The Hospital Center is one of a few test sites nationwide and is the only institution where the procedure is being done without the use of the heart-lung machine. This allows the patient’s heart to keep beating during the procedure. Minnesota-based ACORN Cardiovascular Inc., manufactures the device.
“The Hospital Center was initially approached about looking into making the procedure minimally invasive. Right now, the only way were allowed by the (Food and Drug Administration) protocol to implant the device is through a small external incision,” said Dr. Dullum.
The device simulates a thin and supple coating surrounding the left ventricle without creating a rigid barrier that impedes the heart’s motion. It provides circumferential support and conforms to the heart’s surface without creating concentrated stress areas.
Six patients at the Hospital Center have been entered in the trial since its inception. Patients who have heart failure – including those with a family history of heart disease, or who suffer from diabetes, hypertension or obesity - are being screened to determine whether if they are qualified to receive the device.

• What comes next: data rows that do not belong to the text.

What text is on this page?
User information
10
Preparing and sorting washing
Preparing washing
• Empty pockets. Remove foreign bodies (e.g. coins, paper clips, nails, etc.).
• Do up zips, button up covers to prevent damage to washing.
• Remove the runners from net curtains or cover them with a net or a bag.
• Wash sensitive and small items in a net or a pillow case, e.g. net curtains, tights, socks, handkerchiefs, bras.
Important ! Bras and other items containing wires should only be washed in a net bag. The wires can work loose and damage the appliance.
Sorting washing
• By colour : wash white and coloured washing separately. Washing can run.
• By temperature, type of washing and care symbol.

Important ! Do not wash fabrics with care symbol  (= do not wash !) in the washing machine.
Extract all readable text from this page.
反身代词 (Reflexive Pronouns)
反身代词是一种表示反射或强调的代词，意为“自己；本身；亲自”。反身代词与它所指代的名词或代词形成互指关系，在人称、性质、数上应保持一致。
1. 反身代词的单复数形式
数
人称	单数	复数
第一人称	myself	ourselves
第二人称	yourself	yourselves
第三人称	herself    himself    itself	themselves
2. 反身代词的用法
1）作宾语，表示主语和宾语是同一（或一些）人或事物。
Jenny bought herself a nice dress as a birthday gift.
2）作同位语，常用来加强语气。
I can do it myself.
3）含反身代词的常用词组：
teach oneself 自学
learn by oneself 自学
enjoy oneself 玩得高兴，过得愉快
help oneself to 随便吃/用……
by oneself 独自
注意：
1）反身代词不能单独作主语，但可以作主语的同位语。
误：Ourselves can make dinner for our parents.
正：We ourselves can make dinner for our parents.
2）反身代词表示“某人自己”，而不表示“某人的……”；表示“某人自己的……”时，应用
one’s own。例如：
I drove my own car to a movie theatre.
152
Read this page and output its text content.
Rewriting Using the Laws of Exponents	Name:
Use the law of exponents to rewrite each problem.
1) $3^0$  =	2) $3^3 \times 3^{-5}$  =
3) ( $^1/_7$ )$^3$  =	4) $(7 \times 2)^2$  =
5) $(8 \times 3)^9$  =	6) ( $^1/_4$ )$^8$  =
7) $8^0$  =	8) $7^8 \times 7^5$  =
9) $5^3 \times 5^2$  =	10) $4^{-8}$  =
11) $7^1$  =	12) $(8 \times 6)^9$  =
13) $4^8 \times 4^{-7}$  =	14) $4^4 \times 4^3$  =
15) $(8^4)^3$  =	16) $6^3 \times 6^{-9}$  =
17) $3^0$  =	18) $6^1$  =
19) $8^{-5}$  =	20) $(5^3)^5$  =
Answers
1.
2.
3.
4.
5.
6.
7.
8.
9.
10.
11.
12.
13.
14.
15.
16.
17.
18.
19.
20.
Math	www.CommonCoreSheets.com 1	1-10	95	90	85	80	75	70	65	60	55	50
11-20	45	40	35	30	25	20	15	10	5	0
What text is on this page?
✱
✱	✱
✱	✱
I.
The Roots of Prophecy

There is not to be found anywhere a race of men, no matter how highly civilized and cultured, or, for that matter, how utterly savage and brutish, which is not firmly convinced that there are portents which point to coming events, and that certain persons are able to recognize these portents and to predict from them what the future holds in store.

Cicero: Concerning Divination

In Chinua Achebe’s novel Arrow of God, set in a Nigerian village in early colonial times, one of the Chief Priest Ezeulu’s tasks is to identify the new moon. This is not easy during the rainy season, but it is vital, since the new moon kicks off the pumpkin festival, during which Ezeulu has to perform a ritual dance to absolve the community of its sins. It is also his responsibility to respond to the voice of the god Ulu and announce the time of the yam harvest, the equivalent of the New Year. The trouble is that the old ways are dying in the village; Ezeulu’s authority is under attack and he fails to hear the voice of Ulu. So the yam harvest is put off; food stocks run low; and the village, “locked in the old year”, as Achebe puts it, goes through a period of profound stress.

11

“It’s early to be talking about outcomes since this is an ongoing randomized study. However, our device patients appear to have improved. We notify ACORN when we have a patient who is appropriate for the trial and then we are notified whether a patient will receive the device or a course of medical
treatment. What we right now hope is that it will improve the quality of life for patients with heart failure,”
said Dr. Dullum.
Washington Hospital Center is a 907-bed, acute care teaching and research hospital based in Northwest Washington, D.C. It is the largest private hospital in the nation’s capital and has the thirteenth-highest patient volume in the United States. The Hospital Center is home to the nation’s third-largest cardiac program. It also has a comprehensive Cancer Institute; a full range of women’s services; an extensive organ transplantation program; MedSTAR, one of the nation’s top shock/trauma centers; and the most advanced burn facility in the region.